I was not quite fourteen that awful morning when my mother awoke me by squeezing my toe. She said to me, “Don’t smile, your father is dead.”

Thirty-nine years later I still remember that morning vividly. I remember that I didn’t cry, and that by younger brother did. I cried later.

One uncle came by and helped himself to my father’s tools. Years later while visiting, I saw my father’s electric drill on the dirt floor of my uncle’s garage. I never forgave him.

I sometimes wonder about the connections between love and loss. Both rend the heart deeply and leave scars which never heal. This is where it isn’t fair being a male in this society. I ache with the loss of my father in ways that continue to surprise me – there is so much about him that I’ll never know and never understand. I used to get angry at him for having deserted me and leaving me alone to shoulder the burden of being the man of the house. I hated it when fools called me that.

I didn’t go to my father’s funeral. I understood death, but I did not understand the ceremony which surrounded death. Staying home with a friend we played catch in the yard and talked. He was worried about me and my lack of reaction. It was kind of him and perhaps the best therapy I could have asked for – had I asked.

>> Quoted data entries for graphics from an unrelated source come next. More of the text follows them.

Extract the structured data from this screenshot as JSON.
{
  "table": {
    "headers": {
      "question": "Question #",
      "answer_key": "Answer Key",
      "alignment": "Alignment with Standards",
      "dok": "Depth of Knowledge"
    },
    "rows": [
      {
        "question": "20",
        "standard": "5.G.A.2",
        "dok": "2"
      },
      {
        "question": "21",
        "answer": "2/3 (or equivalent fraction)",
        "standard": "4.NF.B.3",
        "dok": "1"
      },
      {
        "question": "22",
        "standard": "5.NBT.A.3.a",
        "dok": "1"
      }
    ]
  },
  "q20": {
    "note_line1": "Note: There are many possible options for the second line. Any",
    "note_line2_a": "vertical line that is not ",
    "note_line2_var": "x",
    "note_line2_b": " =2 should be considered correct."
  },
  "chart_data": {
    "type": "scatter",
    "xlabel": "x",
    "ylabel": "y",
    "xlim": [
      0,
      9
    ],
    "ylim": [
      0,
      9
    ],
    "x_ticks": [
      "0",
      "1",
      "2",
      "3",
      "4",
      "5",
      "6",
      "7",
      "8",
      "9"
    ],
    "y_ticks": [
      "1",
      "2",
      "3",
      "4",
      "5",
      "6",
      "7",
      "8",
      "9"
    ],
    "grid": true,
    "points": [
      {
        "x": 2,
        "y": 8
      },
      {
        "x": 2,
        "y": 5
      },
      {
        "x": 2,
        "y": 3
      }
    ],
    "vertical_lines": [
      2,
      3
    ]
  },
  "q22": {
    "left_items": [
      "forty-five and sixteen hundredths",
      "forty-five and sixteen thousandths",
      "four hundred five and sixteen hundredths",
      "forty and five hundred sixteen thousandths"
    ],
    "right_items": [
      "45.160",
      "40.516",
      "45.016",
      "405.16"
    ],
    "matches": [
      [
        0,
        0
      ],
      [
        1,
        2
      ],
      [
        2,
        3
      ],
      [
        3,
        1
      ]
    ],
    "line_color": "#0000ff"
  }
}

When my mother remarried less than a year later she married an alcoholic a-hole. She later told me that she felt that we (my brother and I) needed a man in the house. Well, that would have been nice but she picked a drunk.

It was a lovely June day when my father was buried. Then cars began arriving. Aunts, uncles, my father’s friends, my mother’s friends, people I didn’t know, cousins all descended upon our small home. My mother shooshed me inside and told me to put on some clean clothes: I didn’t have any. In all the confusion of death and ceremony the laundry had piled up.

Casseroles appeared from the thin air. Cakes. Pies. Sliced ham. Food everywhere. My mother who had just lost her husband now had to play hostess. Something else for which I resented my selfish family.

I felt that everyone was aware that I was wearing dirty pants, though I think I had a clean shirt. My father was freshly buried and I worried about my pants.

So what does all of this rambling mean? I don’t know. At 53 I should have figured it out by now but have not yet done so. I fear that time is running out and it will all remain a mystery.